Using Ovulation Tests After Miscarriage
Wondering if you can still use ovulation tests after experiencing pregnancy loss? Dr. Gleaton shares how ovulation tests work and what to keep in mind when using OPKs after a miscarriage.
By OBGYN and fertility expert Dr. Kenosha Gleaton
Experiencing a miscarriage is a difficult and emotional journey. When and if you feel ready to try again, ovulation tests can be very useful. Let’s talk more about how they work and what to keep in mind when using OPKs after a miscarriage.
Using ovulation tests to identify your fertile window
After a pregnancy loss, you may experience menstrual bleeding which can be normal as your cycle is adjusting back to normal. If you experience an early pregnancy loss, you may start ovulating within four to eight weeks. An ovulation test is a great tool to use during this time. But how do ovulation tests work exactly?If you’re trying to conceive, ovulation tests are a very effective way to predict when you’re ovulating. Since eggs only live for a short period of time after ovulation, it’s important to time it correctly so you can have sex before ovulating and increase your chances of getting pregnant.
Regardless of which type of test you’re using—midstream, ovulation test strips, digital tests—they all work by detecting the ovulation pregnancy hormone, Luteinizing Hormone (LH) in your urine. LH is produced to trigger ovulation, so your levels will typically surge around 24-48 hours before you ovulate. This means a positive ovulation test is telling you you’ll be ovulating within the next two days, so you should start getting busy if you’re TTC. For a general quick estimation of your ovulation window, you might find it beneficial to use our ovulation calculator, which can help refine your understanding of the most fertile period.
Why LH is affected by miscarriage
But what does ovulation after miscarriage look like? When a woman experiences a miscarriage, hormone levels, including luteinizing hormone levels, aren’t going to immediately reset. This means that for a while, your cycle (and ovulation) may be less predictable. This can also be dependent on whether you experienced an early pregnancy loss or not. Some women ovulate the month following a miscarriage, while others may not ovulate for a few months. Ovulation tests can be helpful for tracking your cycle and identifying your fertile days.
When should I start testing for ovulation after a miscarriage?
If you’re trying to conceive after a miscarriage, you may be wondering when to start testing for ovulation again. It’s better to wait at least one to two weeks (or however long your doctor tells you) before having penetrative vaginal sex to reduce the risk of infection, but after that wait is up there is no medical reason to wait to conceive. Wait until you’ve had your first period and then begin testing for ovulation using ovulation tests.
What to keep in mind when using ovulation tests after miscarriage
It can be really difficult to heal after you’ve experienced a miscarriage, but when you feel ready to start trying to conceive again, ovulation tests can be very helpful in identifying your fertile window. You shouldn’t expect to fall back into your regular cycle immediately though. According to ACOG, some women may ovulate within a month after a an early miscarriage if it was within the first 13 weeks of pregnancy. If the miscarriage occurs later, it’s possible it could take longer for hormone levels to return to normal, delaying ovulation.
Is it safe to get pregnant immediately after a miscarriage?
According to the ACOG, there’s no medical reason to wait to conceive again. Although it is recommended you wait 1-2 weeks after pregnancy loss to insert anything into the vagina (including vaginal intercourse) to decrease the risk of infection. It may also be helpful to wait until you’ve had a period so tracking your cycle is easier.

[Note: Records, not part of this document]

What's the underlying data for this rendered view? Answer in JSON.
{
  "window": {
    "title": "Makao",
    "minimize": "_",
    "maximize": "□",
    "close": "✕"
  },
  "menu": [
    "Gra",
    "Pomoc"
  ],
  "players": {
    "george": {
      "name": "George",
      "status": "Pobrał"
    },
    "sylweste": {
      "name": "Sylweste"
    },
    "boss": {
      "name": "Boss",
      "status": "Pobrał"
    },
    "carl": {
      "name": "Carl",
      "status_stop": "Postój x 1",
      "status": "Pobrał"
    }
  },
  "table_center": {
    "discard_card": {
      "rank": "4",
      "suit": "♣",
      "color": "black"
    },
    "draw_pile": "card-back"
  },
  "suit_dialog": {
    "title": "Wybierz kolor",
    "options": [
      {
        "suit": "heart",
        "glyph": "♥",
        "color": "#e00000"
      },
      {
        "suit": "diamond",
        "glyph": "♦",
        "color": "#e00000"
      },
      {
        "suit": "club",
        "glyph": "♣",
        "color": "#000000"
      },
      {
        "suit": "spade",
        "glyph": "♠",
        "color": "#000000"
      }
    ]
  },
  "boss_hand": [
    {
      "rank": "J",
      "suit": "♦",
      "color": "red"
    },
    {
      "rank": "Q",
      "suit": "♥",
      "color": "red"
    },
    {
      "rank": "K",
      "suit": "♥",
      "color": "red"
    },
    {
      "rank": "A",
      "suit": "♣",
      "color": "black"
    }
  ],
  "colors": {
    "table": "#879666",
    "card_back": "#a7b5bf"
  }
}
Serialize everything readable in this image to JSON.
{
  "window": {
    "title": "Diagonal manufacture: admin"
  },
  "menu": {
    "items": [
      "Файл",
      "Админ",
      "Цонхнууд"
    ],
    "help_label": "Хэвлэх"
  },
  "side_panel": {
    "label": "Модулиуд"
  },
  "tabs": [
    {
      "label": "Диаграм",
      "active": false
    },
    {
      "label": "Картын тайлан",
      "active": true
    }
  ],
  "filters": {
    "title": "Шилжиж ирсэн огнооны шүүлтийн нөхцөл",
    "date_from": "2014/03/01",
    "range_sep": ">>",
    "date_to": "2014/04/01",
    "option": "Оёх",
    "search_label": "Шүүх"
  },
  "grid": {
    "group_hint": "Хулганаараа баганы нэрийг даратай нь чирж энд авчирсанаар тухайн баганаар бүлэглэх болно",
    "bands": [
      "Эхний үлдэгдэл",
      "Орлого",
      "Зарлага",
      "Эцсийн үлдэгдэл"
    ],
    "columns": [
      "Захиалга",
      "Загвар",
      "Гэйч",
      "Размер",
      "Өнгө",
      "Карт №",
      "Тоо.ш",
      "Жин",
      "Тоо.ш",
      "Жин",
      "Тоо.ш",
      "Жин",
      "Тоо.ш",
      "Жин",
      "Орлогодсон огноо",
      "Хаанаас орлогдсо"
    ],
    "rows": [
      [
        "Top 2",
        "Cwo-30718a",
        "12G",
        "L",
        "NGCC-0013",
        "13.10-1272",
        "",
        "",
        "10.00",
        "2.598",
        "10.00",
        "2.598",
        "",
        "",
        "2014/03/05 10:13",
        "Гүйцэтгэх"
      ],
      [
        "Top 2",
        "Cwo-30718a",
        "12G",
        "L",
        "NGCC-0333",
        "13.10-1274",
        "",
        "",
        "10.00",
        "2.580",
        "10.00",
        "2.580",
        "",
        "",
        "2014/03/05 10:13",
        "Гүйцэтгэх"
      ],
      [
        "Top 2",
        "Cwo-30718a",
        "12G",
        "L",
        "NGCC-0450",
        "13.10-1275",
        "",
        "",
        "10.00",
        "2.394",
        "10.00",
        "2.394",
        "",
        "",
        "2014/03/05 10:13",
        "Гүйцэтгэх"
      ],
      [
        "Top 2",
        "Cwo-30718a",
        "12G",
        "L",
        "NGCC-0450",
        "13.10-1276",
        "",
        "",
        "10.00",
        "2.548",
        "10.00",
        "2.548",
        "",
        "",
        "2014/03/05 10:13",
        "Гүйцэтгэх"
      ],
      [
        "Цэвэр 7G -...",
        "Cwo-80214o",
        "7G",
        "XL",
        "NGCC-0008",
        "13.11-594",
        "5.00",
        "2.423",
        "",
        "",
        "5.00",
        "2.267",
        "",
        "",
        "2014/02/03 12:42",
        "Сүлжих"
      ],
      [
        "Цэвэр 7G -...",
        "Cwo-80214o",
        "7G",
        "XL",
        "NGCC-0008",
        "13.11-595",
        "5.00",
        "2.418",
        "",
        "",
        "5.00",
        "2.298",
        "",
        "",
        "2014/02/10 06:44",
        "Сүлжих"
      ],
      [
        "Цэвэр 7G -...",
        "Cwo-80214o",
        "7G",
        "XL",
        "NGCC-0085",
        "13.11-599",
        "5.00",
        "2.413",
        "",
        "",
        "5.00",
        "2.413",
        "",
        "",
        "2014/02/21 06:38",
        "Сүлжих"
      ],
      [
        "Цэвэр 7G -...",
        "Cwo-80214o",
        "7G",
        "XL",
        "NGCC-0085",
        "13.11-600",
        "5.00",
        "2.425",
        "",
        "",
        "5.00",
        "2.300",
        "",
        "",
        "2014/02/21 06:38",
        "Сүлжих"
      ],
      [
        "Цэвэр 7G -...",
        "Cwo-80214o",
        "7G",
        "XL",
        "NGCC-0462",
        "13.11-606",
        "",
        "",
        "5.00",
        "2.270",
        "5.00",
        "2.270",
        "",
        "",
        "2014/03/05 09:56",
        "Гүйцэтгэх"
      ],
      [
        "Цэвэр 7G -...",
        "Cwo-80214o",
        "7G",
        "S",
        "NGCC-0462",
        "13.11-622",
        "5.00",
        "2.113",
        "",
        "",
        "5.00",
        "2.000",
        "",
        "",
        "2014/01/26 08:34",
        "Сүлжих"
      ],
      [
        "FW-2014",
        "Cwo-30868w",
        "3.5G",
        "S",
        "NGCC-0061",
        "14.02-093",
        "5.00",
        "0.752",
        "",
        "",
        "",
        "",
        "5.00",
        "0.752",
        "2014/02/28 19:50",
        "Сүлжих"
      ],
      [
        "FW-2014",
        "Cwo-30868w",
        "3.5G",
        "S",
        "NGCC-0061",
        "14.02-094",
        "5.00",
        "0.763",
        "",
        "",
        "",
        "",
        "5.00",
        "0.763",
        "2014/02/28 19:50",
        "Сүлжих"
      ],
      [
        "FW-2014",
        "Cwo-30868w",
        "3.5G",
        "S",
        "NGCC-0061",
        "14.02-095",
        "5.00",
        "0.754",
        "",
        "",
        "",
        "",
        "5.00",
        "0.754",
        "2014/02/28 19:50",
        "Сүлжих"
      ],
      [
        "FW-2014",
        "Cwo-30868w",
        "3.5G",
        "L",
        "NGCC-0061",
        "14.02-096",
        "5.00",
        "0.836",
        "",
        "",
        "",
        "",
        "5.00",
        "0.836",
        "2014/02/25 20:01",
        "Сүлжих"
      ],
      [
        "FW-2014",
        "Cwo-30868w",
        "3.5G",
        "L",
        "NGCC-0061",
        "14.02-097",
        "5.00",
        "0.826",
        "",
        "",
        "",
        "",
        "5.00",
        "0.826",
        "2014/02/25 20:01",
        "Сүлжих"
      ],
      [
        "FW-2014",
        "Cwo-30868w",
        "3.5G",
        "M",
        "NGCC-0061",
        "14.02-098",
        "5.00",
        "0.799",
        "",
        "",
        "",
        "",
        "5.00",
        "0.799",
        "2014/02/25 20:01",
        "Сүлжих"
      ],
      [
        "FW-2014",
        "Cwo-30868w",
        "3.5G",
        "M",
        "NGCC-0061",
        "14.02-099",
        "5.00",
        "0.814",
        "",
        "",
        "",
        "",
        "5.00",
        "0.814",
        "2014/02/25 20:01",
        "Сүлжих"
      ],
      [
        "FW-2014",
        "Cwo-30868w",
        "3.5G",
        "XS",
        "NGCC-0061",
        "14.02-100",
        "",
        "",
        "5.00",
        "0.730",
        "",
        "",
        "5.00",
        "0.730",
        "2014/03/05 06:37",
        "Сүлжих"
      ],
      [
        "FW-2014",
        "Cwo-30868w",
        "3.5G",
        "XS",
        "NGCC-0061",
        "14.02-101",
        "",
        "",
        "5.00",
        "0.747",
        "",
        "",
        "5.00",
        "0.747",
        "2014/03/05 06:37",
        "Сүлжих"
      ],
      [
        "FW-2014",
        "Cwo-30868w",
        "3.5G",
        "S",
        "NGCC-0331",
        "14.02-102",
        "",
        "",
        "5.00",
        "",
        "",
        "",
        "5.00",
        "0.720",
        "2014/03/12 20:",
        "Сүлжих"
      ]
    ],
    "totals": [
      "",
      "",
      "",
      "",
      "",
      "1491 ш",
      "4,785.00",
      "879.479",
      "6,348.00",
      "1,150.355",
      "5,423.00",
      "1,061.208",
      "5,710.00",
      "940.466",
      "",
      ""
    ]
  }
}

When to talk to your OBGYN
If you experienced a miscarriage and your menstrual cycle hasn’t resumed after eight weeks, you should consult your OBGYN. You may also want to see a doctor or fertility specialist if you’ve had multiple recurrent or repeated miscarriages; this doesn’t mean there is a significant infertility issue, but your doctor may want to run some tests to screen for things like STIs, diabetes, thyroid issues, progesterone issues, clotting disorders, and more.
- Ovulation tests are useful tools for determining when you’re most likely to get pregnant.
- Ovulation tests work by detecting LH, luteinizing hormone, in your urine.
- After a miscarriage, it can take up to a month or sometimes more for ovulation to resume.
- If you’ve had multiple miscarriages or haven’t resumed your menstrual cycle after two months, you should consult a doctor.